Auch wissenschaftliche Studien bestätigen diesen Trend. Eine Metaanalyse von Nogueira et al. aus dem Jahr 2023 zeige, dass Umwelt- und Nachhaltigkeitspraktiken im Durchschnitt positiv mit Unternehmensleistung korrelieren. «Insbesondere in Branchen, in denen Ressourceneffizienz und Reputation relevant sind», so Essl. Und gemäss einer weiteren Metastudie wirke der Zusammenhang zwischen Nachhaltigkeit und Profitabilität vor allem langfristig. «Kurzfristig können Investitionen zunächst Kosten verursachen», erklärt Essl, «über die Zeit amortisieren sich diese jedoch.»

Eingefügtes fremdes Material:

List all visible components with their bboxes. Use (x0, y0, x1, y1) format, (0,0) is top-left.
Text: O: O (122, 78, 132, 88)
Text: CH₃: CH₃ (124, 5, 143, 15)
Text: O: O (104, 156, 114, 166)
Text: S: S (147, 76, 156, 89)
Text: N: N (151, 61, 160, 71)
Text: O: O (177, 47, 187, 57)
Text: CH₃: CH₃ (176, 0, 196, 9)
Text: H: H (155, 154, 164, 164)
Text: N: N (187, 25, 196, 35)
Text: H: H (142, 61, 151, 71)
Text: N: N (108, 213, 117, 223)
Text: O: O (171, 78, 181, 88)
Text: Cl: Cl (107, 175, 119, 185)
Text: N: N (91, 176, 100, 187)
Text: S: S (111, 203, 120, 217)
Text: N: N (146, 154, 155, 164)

Es gebe aber auch Studien, die dieses Ergebnis in Frage stellten. Eine Studie von Candio vom vergangenen Jahr finde beispielsweise keine durchgängig positiven Effekte. Sie zeige, dass ein Unternehmen nicht notwendigerweise Profit erziele, wenn es Wert auf Nachhaltigkeit im Bereich der Umwelt, des Sozialen und der Unternehmensführung lege. Gemäss dieser Studie beeinflusst der institutionelle und organisatorische Kontext die Profitabilität stark. Essls Fazit: «Nachhaltiges Wirtschaften ist kein Widerspruch zu Rentabilität. Es zahlt sich vor allem dann aus, wenn ökologische und soziale Ziele integraler Bestandteil der Unternehmensstrategie sind.» Wer Nachhaltigkeit ernsthaft betreibe, werde in der Regel resilienter, innovativer und letztlich auch profitabler.

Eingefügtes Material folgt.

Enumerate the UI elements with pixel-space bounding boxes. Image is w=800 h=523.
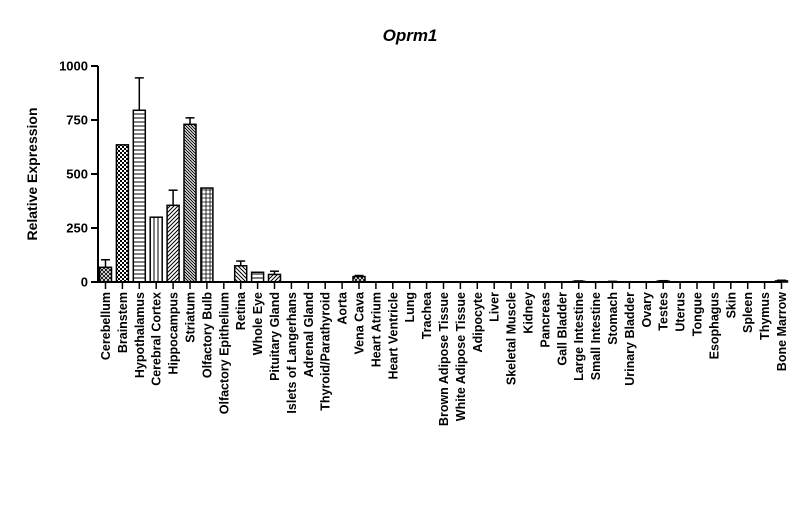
x-tick-label: Testes [657,292,671,331]
x-tick-label: Heart Atrium [369,292,383,367]
x-tick-label: Hypothalamus [133,292,147,378]
x-tick-labels: Cerebellum Brainstem Hypothalamus Cerebral … [99,291,789,426]
x-tick-label: Liver [488,292,502,322]
y-tick-label: 1000 [59,59,88,74]
x-tick-label: Urinary Bladder [623,292,637,386]
x-tick-label: Vena Cava [353,291,367,355]
x-tick-label: Stomach [606,292,620,345]
x-tick-label: Trachea [420,291,434,339]
x-tick-label: Gall Bladder [555,292,569,366]
x-tick-label: Lung [403,292,417,323]
bar [200,187,214,283]
x-tick-label: Brainstem [116,292,130,353]
x-tick-label: Tongue [691,292,705,336]
y-axis: 0 250 500 750 1000 [59,59,99,290]
x-tick-label: Pancreas [538,292,552,348]
x-tick-label: Esophagus [707,292,721,359]
y-tick-label: 750 [66,113,88,128]
x-tick-label: White Adipose Tissue [454,292,468,421]
bar [115,144,130,283]
x-tick-label: Pituitary Gland [268,292,282,381]
x-tick-label: Olfactory Bulb [200,292,214,378]
x-tick-label: Striatum [184,292,198,343]
y-tick-label: 500 [66,167,88,182]
x-tick-label: Spleen [741,292,755,333]
x-tick-label: Aorta [336,291,350,325]
bar [149,216,163,283]
bar [267,273,282,283]
x-tick-label: Olfactory Epithelium [217,292,231,414]
bar [183,123,197,283]
x-axis [98,281,783,289]
x-tick-label: Uterus [674,292,688,332]
x-tick-label: Islets of Langerhans [285,292,299,414]
x-tick-label: Hippocampus [167,292,181,375]
x-tick-label: Whole Eye [251,292,265,355]
y-axis-label: Relative Expression [24,107,40,240]
x-tick-label: Large Intestine [572,292,586,381]
bar [132,109,147,283]
error-bars [101,77,786,283]
x-tick-label: Small Intestine [589,292,603,380]
y-tick-label: 250 [66,221,88,236]
x-tick-label: Bone Marrow [775,292,789,371]
x-tick-label: Brown Adipose Tissue [437,292,451,426]
x-tick-label: Thymus [758,292,772,340]
x-tick-label: Thyroid/Parathyroid [319,292,333,411]
x-tick-label: Skin [724,292,738,318]
x-tick-label: Kidney [522,292,536,334]
x-tick-label: Retina [234,291,248,330]
bar [250,271,265,283]
x-tick-label: Adrenal Gland [302,292,316,377]
bar [233,265,248,283]
x-tick-label: Cerebral Cortex [150,292,164,386]
bar [166,204,180,283]
x-tick-label: Adipocyte [471,292,485,352]
x-tick-label: Cerebellum [99,292,113,360]
bar [98,266,113,283]
chart-title: Oprm1 [383,26,438,45]
bars [98,109,789,283]
y-tick-label: 0 [81,275,88,290]
x-tick-label: Ovary [640,292,654,327]
x-tick-label: Heart Ventricle [386,292,400,380]
x-tick-label: Skeletal Muscle [505,292,519,385]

Herausforderungen für Schweizer KMU

Essl sieht die grösste Herausforderung für viele KMU darin, die steigenden Anforderungen an Nachhaltigkeitsberichterstattung zu erfüllen. Immer mehr Kunden, Eigentümer und Geschäftspartner verlangten Transparenz über ökologische und soziale Themen. «Besonders für KMU, die als Zulieferer von Unternehmen tätig sind, die unter die EU-Richtlinie zur Nachhaltigkeitsberichterstattung fallen, wird der Druck zunehmend spürbar», so Essl. In der Schweiz habe diese Dynamik zugenommen. Ein weiteres Problem sei oft die Umsetzung. «Viele KMU verfügen weder über die personellen noch über die finanziellen Ressourcen, um die dafür nötigen Daten systematisch zu erheben», sagt Essl. Häufig müssten externe Berater beigezogen werden. Das verursache zusätzliche Kosten. Hier wären gezielte Förderprogramme oder branchenspezifische Unterstützungsangebote wie Innosuisse oder EnergieSchweiz hilfreich.

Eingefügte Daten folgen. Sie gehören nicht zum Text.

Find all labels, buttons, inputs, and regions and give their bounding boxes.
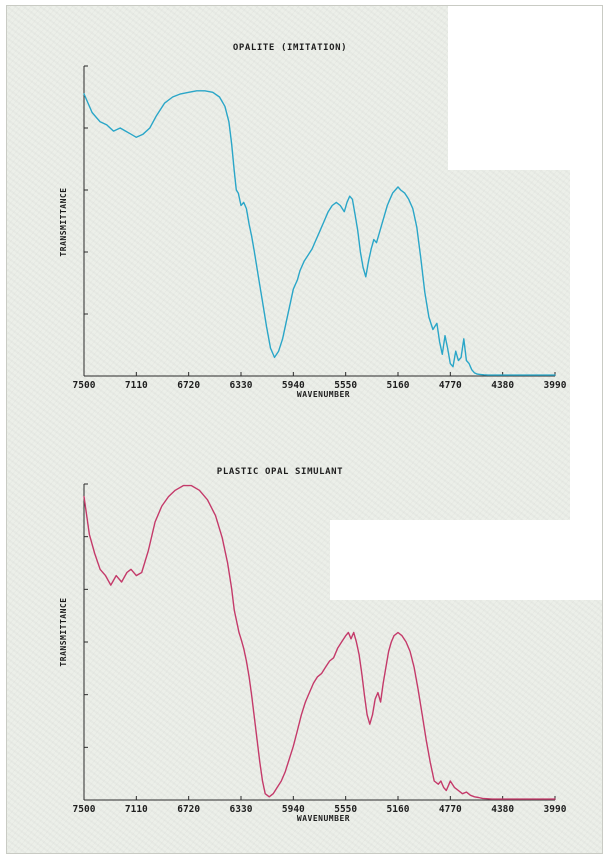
chart-plastic-group: PLASTIC OPAL SIMULANT 7500 7110 6720 6330 594… [59,467,567,823]
chart-title: OPALITE (IMITATION) [233,43,347,53]
x-tick-label: 6720 [177,380,200,391]
x-axis-title: WAVENUMBER [297,390,350,399]
x-tick-label: 4770 [439,380,462,391]
x-tick-label: 7110 [125,380,148,391]
x-tick-label: 7500 [73,380,96,391]
y-axis-title: TRANSMITTANCE [59,597,68,666]
x-tick-label: 6330 [230,380,253,391]
x-tick-label: 4770 [439,804,462,815]
x-tick-label: 5550 [334,380,357,391]
x-tick-label: 4380 [491,804,514,815]
chart-opalite-group: OPALITE (IMITATION) 7500 7110 6720 6330 5940 5… [59,43,567,399]
plate-margin-top-right [448,6,602,170]
x-tick-label: 3990 [544,380,567,391]
x-tick-label: 3990 [544,804,567,815]
x-tick-label: 5940 [282,380,305,391]
x-tick-label: 6720 [177,804,200,815]
x-axis-title: WAVENUMBER [297,814,350,823]
x-tick-label: 7110 [125,804,148,815]
x-tick-label: 5160 [387,380,410,391]
chart-title: PLASTIC OPAL SIMULANT [217,467,343,477]
x-tick-label: 5940 [282,804,305,815]
x-tick-label: 5160 [387,804,410,815]
spectrum-line [83,484,556,800]
plate-margin-mid-right [570,170,602,520]
y-axis-title: TRANSMITTANCE [59,187,68,256]
plate-margin-lower-right [330,520,602,600]
spectrum-line [83,90,556,376]
x-tick-label: 4380 [491,380,514,391]
x-tick-label: 6330 [230,804,253,815]
x-tick-label: 5550 [334,804,357,815]
x-tick-label: 7500 [73,804,96,815]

Zudem stelle ein Mangel an Kompetenzen im Bereich Nachhaltigkeitsmanagement eine Hürde dar. «Gerade kleinere Unternehmen profitieren von praxisnahen Weiterbildungsangeboten, klaren Leitfäden oder Kooperationen mit Hochschulen, um umsetzbare Lösungen zu entwickeln.»

Nicht zuletzt spiele der Markt eine Rolle. Nachhaltigkeit werde zunehmend zum Differenzierungsmerkmal. «Wenn Konsumenten und Geschäftskunden den Mehrwert nachhaltiger Produkte stärker anerkennen», so Essl, «entsteht ein echter Wettbewerbsanreiz.»

Persönliche Einschätzung

Essl persönlich vertritt die Ansicht, dass ständiges wirtschaftliches Wachstum sowohl ökologisch als auch sozial problematisch sein könne. Ökologisch, weil Wachstum fast immer mit steigendem Ressourcenverbrauch und höheren Emissionen verbunden sei. Sozial, weil die Gewinne in einem wachstumsorientierten System häufig ungleich verteilt würden. «Kapitalerträge wachsen schneller als Löhne und ökologische Kosten werden oft in Länder mit schwächeren Arbeits- oder Umweltstandards ausgelagert», so Essl. 

Das Donut-Modell (Wirtschaftsmodell, das die sozialen Bedürfnisse der Menschheit erfüllt, ohne den Planeten auszubeuten) empfinde sie in diesem Zusammenhang als sehr inspirierend. Das Modell stelle nicht das Wachstum selbst in den Mittelpunkt, sondern das Wohlergehen. Das bedeutet soziale Gerechtigkeit, intakte Umwelt und wirtschaftliche Stabilität. Profit werde dadurch nicht ausgeschlossen, sondern in einen nachhaltigen Kontext eingebettet. «Ich denke, es geht also weniger darum, den Kapitalismus abzuschaffen», so Essl, «sondern ihn neu auszurichten.» Damit meint sie unter anderem, Wachstum qualitativ statt quantitativ zu verstehen, Unternehmen auch an sozialen und ökologischen Beiträgen zu messen und politische Ziele nicht allein am BIP festzumachen. Ganz im Sinne des Donut-Modells bestünde das Ziel somit nicht darin, grös-ser zu werden, sondern im Donut zu bleiben.